There are some helper methods to return the different types of adjustments:

scope :shipping, -> { where(adjustable_type: 'Spree::Shipment') }
scope :is_included, -> { where(included: true)  }
scope :additional, -> { where(included: false) }
  • open: All open adjustments.
  • tax: All adjustments which have a source that is a Spree::TaxRate object
  • price: All adjustments which adjust a Spree::LineItem object.
  • shipping: All adjustments which adjust a Spree::Shipment object.
  • promotion: All adjustments where the source is a Spree::PromotionAction object.
  • optional: All adjustments which are not mandatory.
  • return_authorization: All adjustments where the source is a Spree::ReturnAuthorization.
  • eligible: Adjustments which have been determined to be eligible for their adjustable. Useful for determining which adjustments are applying to the adjustable.
  • charge: Adjustments which increase the price of their adjustable.
  • credit: Adjustments which decrease the price of their adjustable.
  • included: Adjustments which are included in the object’s price. Typically tax adjustments.
  • additional: Adjustments which modify the object’s price. The default for all adjustments.

These scopes can be called on either the Spree::Adjustment class itself, or on an adjustments association. For example, calling any one of these three is valid:

Spree::Adjustment.eligible
order.adjustments.eligible
line_item.adjustments.eligible
shipment.adjustments.eligible

Adjustment Associations

As of Spree 2.2, you are able to retrieve the specific adjustments of an Order, a Line Item or a Shipment.

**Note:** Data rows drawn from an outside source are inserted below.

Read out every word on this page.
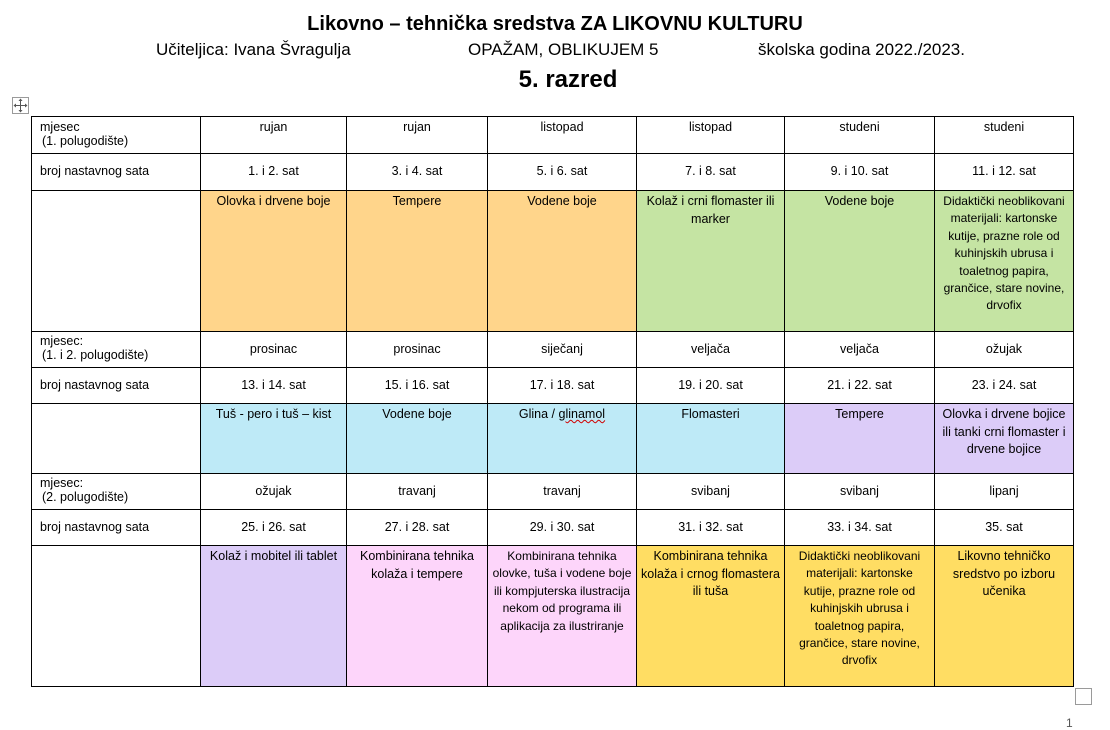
Likovno – tehnička sredstva ZA LIKOVNU KULTURU
Učiteljica: Ivana Švragulja	OPAŽAM, OBLIKUJEM 5	školska godina 2022./2023.
5. razred
mjesec
(1. polugodište)	rujan	rujan	listopad	listopad	studeni	studeni
broj nastavnog sata	1. i 2. sat	3. i 4. sat	5. i 6. sat	7. i 8. sat	9. i 10. sat	11. i 12. sat
	Olovka i drvene boje	Tempere	Vodene boje	Kolaž i crni flomaster ili marker	Vodene boje	Didaktički neoblikovani materijali: kartonske kutije, prazne role od kuhinjskih ubrusa i toaletnog papira, grančice, stare novine, drvofix

mjesec:
(1. i 2. polugodište)	prosinac	prosinac	siječanj	veljača	veljača	ožujak
broj nastavnog sata	13. i 14. sat	15. i 16. sat	17. i 18. sat	19. i 20. sat	21. i 22. sat	23. i 24. sat
	Tuš - pero i tuš – kist	Vodene boje	Glina / glinamol	Flomasteri	Tempere	Olovka i drvene bojice ili tanki crni flomaster i drvene bojice

mjesec:
(2. polugodište)	ožujak	travanj	travanj	svibanj	svibanj	lipanj
broj nastavnog sata	25. i 26. sat	27. i 28. sat	29. i 30. sat	31. i 32. sat	33. i 34. sat	35. sat
	Kolaž i mobitel ili tablet	Kombinirana tehnika kolaža i tempere	Kombinirana tehnika olovke, tuša i vodene boje ili kompjuterska ilustracija nekom od programa ili aplikacija za ilustriranje	Kombinirana tehnika kolaža i crnog flomastera ili tuša	Didaktički neoblikovani materijali: kartonske kutije, prazne role od kuhinjskih ubrusa i toaletnog papira, grančice, stare novine, drvofix	Likovno tehničko sredstvo po izboru učenika
1
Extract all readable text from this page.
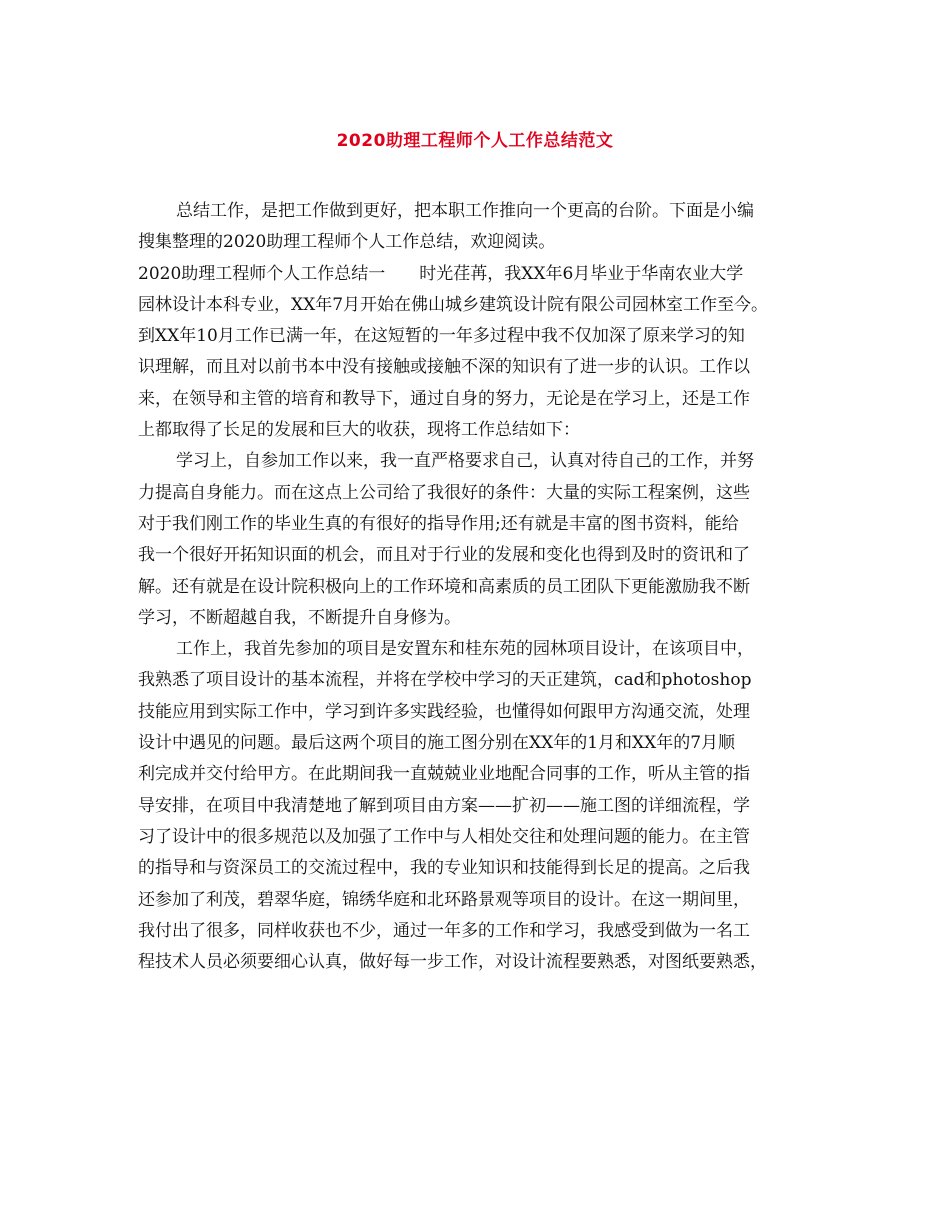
2020助理工程师个人工作总结范文
总结工作，是把工作做到更好，把本职工作推向一个更高的台阶。下面是小编
搜集整理的2020助理工程师个人工作总结，欢迎阅读。
2020助理工程师个人工作总结一　　时光荏苒，我XX年6月毕业于华南农业大学
园林设计本科专业，XX年7月开始在佛山城乡建筑设计院有限公司园林室工作至今。
到XX年10月工作已满一年，在这短暂的一年多过程中我不仅加深了原来学习的知
识理解，而且对以前书本中没有接触或接触不深的知识有了进一步的认识。工作以
来，在领导和主管的培育和教导下，通过自身的努力，无论是在学习上，还是工作
上都取得了长足的发展和巨大的收获，现将工作总结如下：
学习上，自参加工作以来，我一直严格要求自己，认真对待自己的工作，并努
力提高自身能力。而在这点上公司给了我很好的条件：大量的实际工程案例，这些
对于我们刚工作的毕业生真的有很好的指导作用;还有就是丰富的图书资料，能给
我一个很好开拓知识面的机会，而且对于行业的发展和变化也得到及时的资讯和了
解。还有就是在设计院积极向上的工作环境和高素质的员工团队下更能激励我不断
学习，不断超越自我，不断提升自身修为。
工作上，我首先参加的项目是安置东和桂东苑的园林项目设计，在该项目中，
我熟悉了项目设计的基本流程，并将在学校中学习的天正建筑，cad和photoshop
技能应用到实际工作中，学习到许多实践经验，也懂得如何跟甲方沟通交流，处理
设计中遇见的问题。最后这两个项目的施工图分别在XX年的1月和XX年的7月顺
利完成并交付给甲方。在此期间我一直兢兢业业地配合同事的工作，听从主管的指
导安排，在项目中我清楚地了解到项目由方案——扩初——施工图的详细流程，学
习了设计中的很多规范以及加强了工作中与人相处交往和处理问题的能力。在主管
的指导和与资深员工的交流过程中，我的专业知识和技能得到长足的提高。之后我
还参加了利茂，碧翠华庭，锦绣华庭和北环路景观等项目的设计。在这一期间里，
我付出了很多，同样收获也不少，通过一年多的工作和学习，我感受到做为一名工
程技术人员必须要细心认真，做好每一步工作，对设计流程要熟悉，对图纸要熟悉，
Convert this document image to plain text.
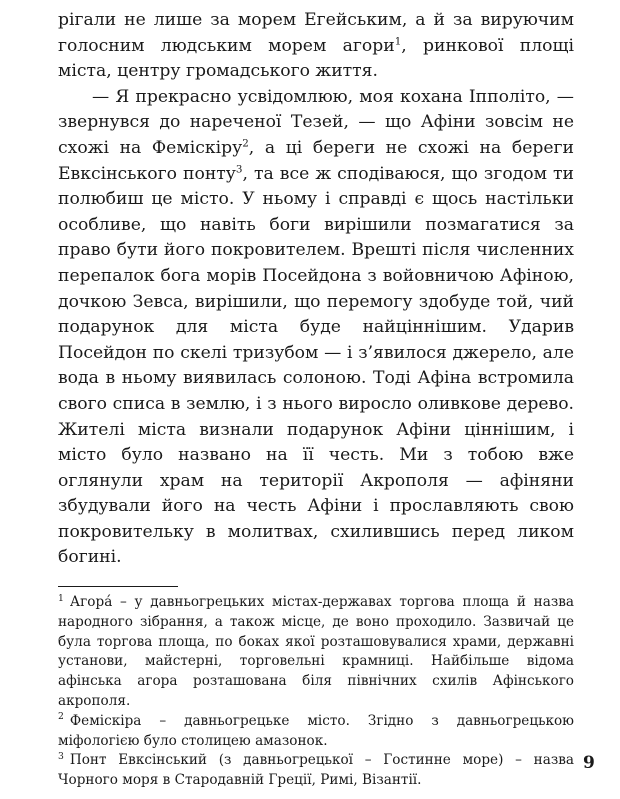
рігали не лише за морем Егейським, а й за вируючим голосним людським морем агори$^1$, ринкової площі міста, центру громадського життя.

— Я прекрасно усвідомлюю, моя кохана Іпполіто, — звернувся до нареченої Тезей, — що Афіни зовсім не схожі на Феміскіру$^2$, а ці береги не схожі на береги Евксінського понту$^3$, та все ж сподіваюся, що згодом ти полюбиш це місто. У ньому і справді є щось настільки особливе, що навіть боги вирішили позмагатися за право бути його покровителем. Врешті після численних перепалок бога морів Посейдона з войовничою Афіною, дочкою Зевса, вирішили, що перемогу здобуде той, чий подарунок для міста буде найціннішим. Ударив Посейдон по скелі тризубом — і з’явилося джерело, але вода в ньому виявилась солоною. Тоді Афіна встромила свого списа в землю, і з нього виросло оливкове дерево. Жителі міста визнали подарунок Афіни ціннішим, і місто було названо на її честь. Ми з тобою вже оглянули храм на території Акрополя — афіняни збудували його на честь Афіни і прославляють свою покровительку в молитвах, схилившись перед ликом богині.

1 Агорá – у давньогрецьких містах-державах торгова площа й назва народного зібрання, а також місце, де воно проходило. Зазвичай це була торгова площа, по боках якої розташовувалися храми, державні установи, майстерні, торговельні крамниці. Найбільше відома афінська агора розташована біля північних схилів Афінського акрополя.

2 Феміскіра – давньогрецьке місто. Згідно з давньогрецькою міфологією було столицею амазонок.

3 Понт Евксінський (з давньогрецької – Гостинне море) – назва Чорного моря в Стародавній Греції, Римі, Візантії.

9
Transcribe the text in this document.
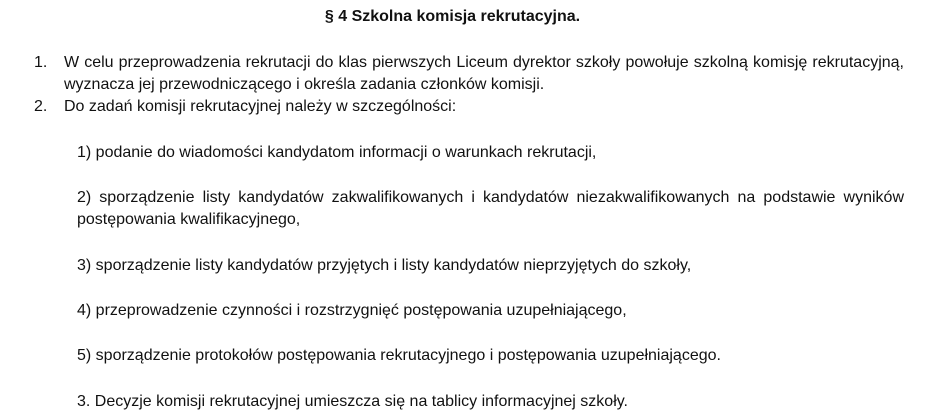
§ 4 Szkolna komisja rekrutacyjna.
1.	W celu przeprowadzenia rekrutacji do klas pierwszych Liceum dyrektor szkoły powołuje szkolną komisję rekrutacyjną, wyznacza jej przewodniczącego i określa zadania członków komisji.
2.	Do zadań komisji rekrutacyjnej należy w szczególności:
1) podanie do wiadomości kandydatom informacji o warunkach rekrutacji,
2) sporządzenie listy kandydatów zakwalifikowanych i kandydatów niezakwalifikowanych na podstawie wyników postępowania kwalifikacyjnego,
3) sporządzenie listy kandydatów przyjętych i listy kandydatów nieprzyjętych do szkoły,
4) przeprowadzenie czynności i rozstrzygnięć postępowania uzupełniającego,
5) sporządzenie protokołów postępowania rekrutacyjnego i postępowania uzupełniającego.
3. Decyzje komisji rekrutacyjnej umieszcza się na tablicy informacyjnej szkoły.
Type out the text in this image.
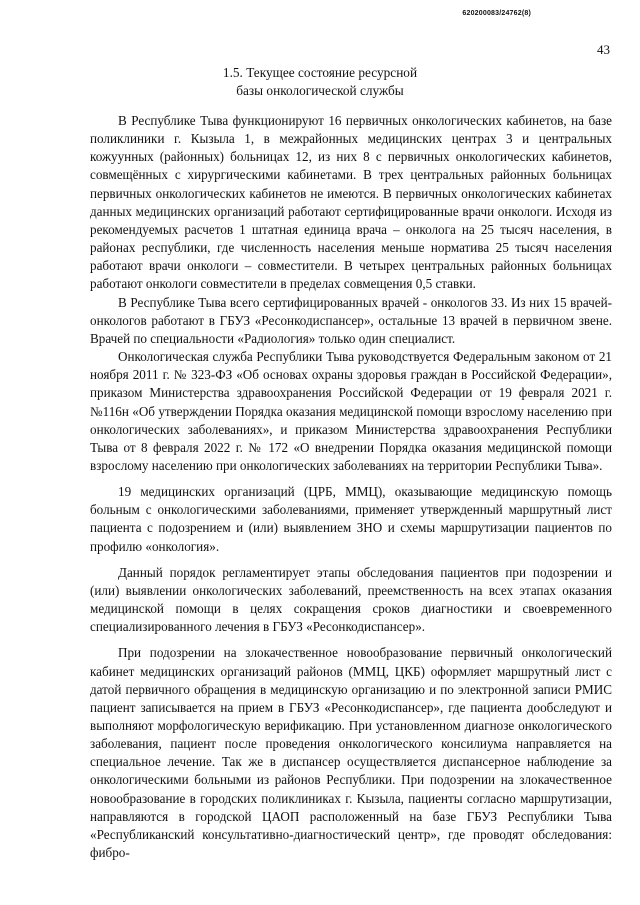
620200083/24762(8)
43
1.5. Текущее состояние ресурсной
базы онкологической службы

В Республике Тыва функционируют 16 первичных онкологических кабинетов, на базе поликлиники г. Кызыла 1, в межрайонных медицинских центрах 3 и центральных кожуунных (районных) больницах 12, из них 8 с первичных онкологических кабинетов, совмещённых с хирургическими кабинетами. В трех центральных районных больницах первичных онкологических кабинетов не имеются. В первичных онкологических кабинетах данных медицинских организаций работают сертифицированные врачи онкологи. Исходя из рекомендуемых расчетов 1 штатная единица врача – онколога на 25 тысяч населения, в районах республики, где численность населения меньше норматива 25 тысяч населения работают врачи онкологи – совместители. В четырех центральных районных больницах работают онкологи совместители в пределах совмещения 0,5 ставки.

В Республике Тыва всего сертифицированных врачей - онкологов 33. Из них 15 врачей-онкологов работают в ГБУЗ «Ресонкодиспансер», остальные 13 врачей в первичном звене. Врачей по специальности «Радиология» только один специалист.

Онкологическая служба Республики Тыва руководствуется Федеральным законом от 21 ноября 2011 г. № 323-ФЗ «Об основах охраны здоровья граждан в Российской Федерации», приказом Министерства здравоохранения Российской Федерации от 19 февраля 2021 г. №116н «Об утверждении Порядка оказания медицинской помощи взрослому населению при онкологических заболеваниях», и приказом Министерства здравоохранения Республики Тыва от 8 февраля 2022 г. № 172 «О внедрении Порядка оказания медицинской помощи взрослому населению при онкологических заболеваниях на территории Республики Тыва».

19 медицинских организаций (ЦРБ, ММЦ), оказывающие медицинскую помощь больным с онкологическими заболеваниями, применяет утвержденный маршрутный лист пациента с подозрением и (или) выявлением ЗНО и схемы маршрутизации пациентов по профилю «онкология».

Данный порядок регламентирует этапы обследования пациентов при подозрении и (или) выявлении онкологических заболеваний, преемственность на всех этапах оказания медицинской помощи в целях сокращения сроков диагностики и своевременного специализированного лечения в ГБУЗ «Ресонкодиспансер».

При подозрении на злокачественное новообразование первичный онкологический кабинет медицинских организаций районов (ММЦ, ЦКБ) оформляет маршрутный лист с датой первичного обращения в медицинскую организацию и по электронной записи РМИС пациент записывается на прием в ГБУЗ «Ресонкодиспансер», где пациента дообследуют и выполняют морфологическую верификацию. При установленном диагнозе онкологического заболевания, пациент после проведения онкологического консилиума направляется на специальное лечение. Так же в диспансер осуществляется диспансерное наблюдение за онкологическими больными из районов Республики. При подозрении на злокачественное новообразование в городских поликлиниках г. Кызыла, пациенты согласно маршрутизации, направляются в городской ЦАОП расположенный на базе ГБУЗ Республики Тыва «Республиканский консультативно-диагностический центр», где проводят обследования: фибро-
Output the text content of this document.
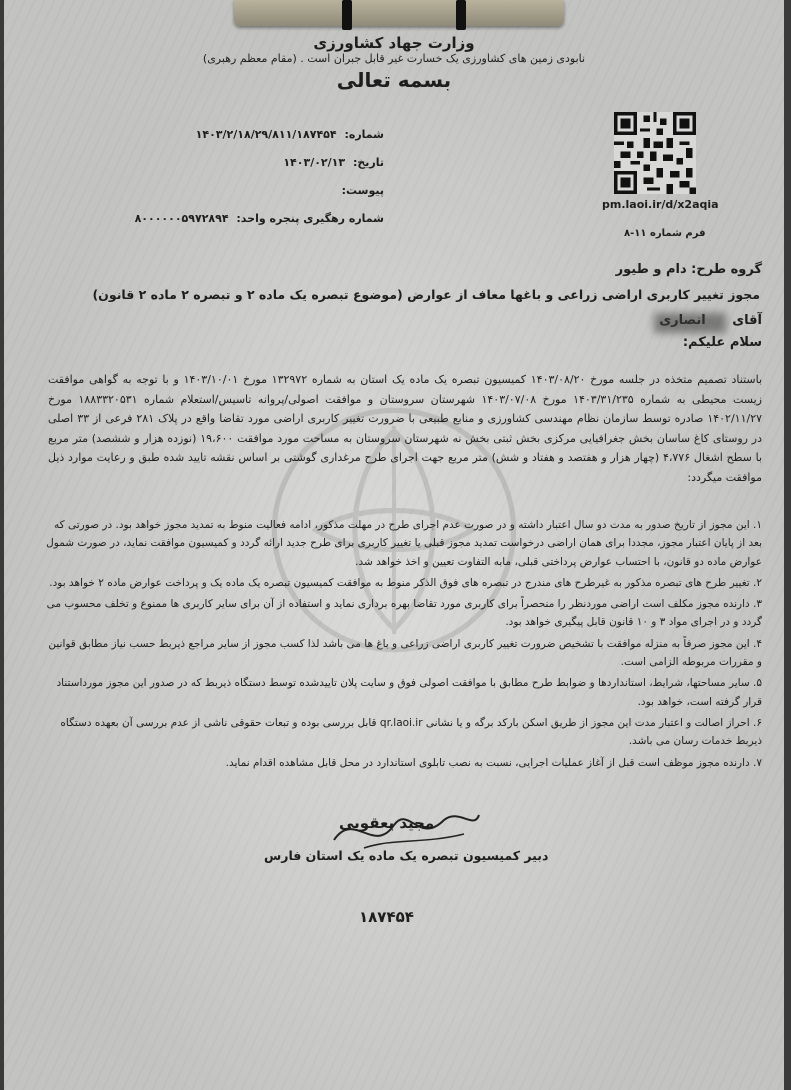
وزارت جهاد کشاورزی
نابودی زمین های کشاورزی یک خسارت غیر قابل جبران است . (مقام معظم رهبری)
بسمه تعالی
شماره: ۱۴۰۳/۲/۱۸/۲۹/۸۱۱/۱۸۷۴۵۴
تاریخ: ۱۴۰۳/۰۲/۱۳
پیوست:
شماره رهگیری پنجره واحد: ۸۰۰۰۰۰۰۵۹۷۲۸۹۴
pm.laoi.ir/d/x2aqia
فرم شماره ۱۱-۸
گروه طرح: دام و طیور
مجوز تغییر کاربری اراضی زراعی و باغها معاف از عوارض (موضوع تبصره یک ماده ۲ و تبصره ۲ ماده ۲ قانون)
آقای
سلام علیکم:
باستناد تصمیم متخذه در جلسه مورخ ۱۴۰۳/۰۸/۲۰ کمیسیون تبصره یک ماده یک استان به شماره ۱۳۲۹۷۲ مورخ ۱۴۰۳/۱۰/۰۱ و با توجه به گواهی موافقت زیست محیطی به شماره ۱۴۰۳/۳۱/۲۳۵ مورخ ۱۴۰۳/۰۷/۰۸ شهرستان سروستان و موافقت اصولی/پروانه تاسیس/استعلام شماره ۱۸۸۳۳۲۰۵۳۱ مورخ ۱۴۰۲/۱۱/۲۷ صادره توسط سازمان نظام مهندسی کشاورزی و منابع طبیعی با ضرورت تغییر کاربری اراضی مورد تقاضا واقع در پلاک ۲۸۱ فرعی از ۳۳ اصلی در روستای کاغ ساسان بخش جغرافیایی مرکزی بخش ثبتی بخش نه شهرستان سروستان به مساحت مورد موافقت ۱۹،۶۰۰ (نوزده هزار و ششصد) متر مربع با سطح اشغال ۴،۷۷۶ (چهار هزار و هفتصد و هفتاد و شش) متر مربع جهت اجرای طرح مرغداری گوشتی بر اساس نقشه تایید شده طبق و رعایت موارد ذیل موافقت میگردد:
۱. این مجوز از تاریخ صدور به مدت دو سال اعتبار داشته و در صورت عدم اجرای طرح در مهلت مذکور، ادامه فعالیت منوط به تمدید مجوز خواهد بود. در صورتی که بعد از پایان اعتبار مجوز، مجددا برای همان اراضی درخواست تمدید مجوز قبلی یا تغییر کاربری برای طرح جدید ارائه گردد و کمیسیون موافقت نماید، در صورت شمول عوارض ماده دو قانون، با احتساب عوارض پرداختی قبلی، مابه التفاوت تعیین و اخذ خواهد شد.
۲. تغییر طرح های تبصره مذکور به غیرطرح های مندرج در تبصره های فوق الذکر منوط به موافقت کمیسیون تبصره یک ماده یک و پرداخت عوارض ماده ۲ خواهد بود.
۳. دارنده مجوز مکلف است اراضی موردنظر را منحصراً برای کاربری مورد تقاضا بهره برداری نماید و استفاده از آن برای سایر کاربری ها ممنوع و تخلف محسوب می گردد و در اجرای مواد ۳ و ۱۰ قانون قابل پیگیری خواهد بود.
۴. این مجوز صرفاً به منزله موافقت با تشخیص ضرورت تغییر کاربری اراضی زراعی و باغ ها می باشد لذا کسب مجوز از سایر مراجع ذیربط حسب نیاز مطابق قوانین و مقررات مربوطه الزامی است.
۵. سایر مساحتها، شرایط، استانداردها و ضوابط طرح مطابق با موافقت اصولی فوق و سایت پلان تاییدشده توسط دستگاه ذیربط که در صدور این مجوز مورداستناد قرار گرفته است، خواهد بود.
۶. احراز اصالت و اعتبار مدت این مجوز از طریق اسکن بارکد برگه و یا نشانی qr.laoi.ir قابل بررسی بوده و تبعات حقوقی ناشی از عدم بررسی آن بعهده دستگاه ذیربط خدمات رسان می باشد.
۷. دارنده مجوز موظف است قبل از آغاز عملیات اجرایی، نسبت به نصب تابلوی استاندارد در محل قابل مشاهده اقدام نماید.
مجید یعقوبی
دبیر کمیسیون تبصره یک ماده یک استان فارس
۱۸۷۴۵۴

An order itself, much like line items and shipments, can have its own individual modifications. For instance, an order with over $100 of line items may have 10% off. To retrieve these adjustments on the order, call the adjustments association:

order.adjustments

If you want to retrieve all the adjustments for all the line items, shipments and the order itself, call the all_adjustments method:

order.all_adjustments

If you want to grab just the line item adjustments, call line_item_adjustments:

order.line_item_adjustments

Similarly, if you want to grab the adjustments applied to shipments, call shipment_adjustments:

order.shipment_adjustments

Extending Adjustments

Creating a New Adjuster

To create a new adjuster for Spree, create a new ruby object that inherits from Spree::Adjustable::Adjuster::Base and implements an update method:

module Spree
  module Adjustable
    module Adjuster
      class MyAdjuster < Spree::Adjustable::Adjuster::Base
        def update
          ...
          #your ruby magic
          ...
          update_totals(some_total, my_other_total)
        end

        private

        # Note to persist your totals you need to update @totals
        # This is shown in a separate method for readability
        def update_totals(some_total, my_other_total)
          # if you want to keep track of your total,
          # you will need the column defined
          @totals[:total_you_want_to_track] += some_total
          @totals[:taxable_adjustment_total] += some_total
          @totals[:non_taxable_adjustment_total] += my_other_total
        end
      end
    end
  end
end

Next you need to add the class to spree Rails.application.config.spree.adjusters so it is included whenever adjustments are updated Promotion and Tax are included by default:

# NOTE: it is advisable that that Tax be implemented last so Tax is calculated correctly
app.config.spree.adjusters = [
          Spree::Adjustable::Adjuster::MyAdjuster,
          Spree::Adjustable::Adjuster::Promotion,
          Spree::Adjustable::Adjuster::Tax
          ]

That’s it! Your custom adjuster is ready to go.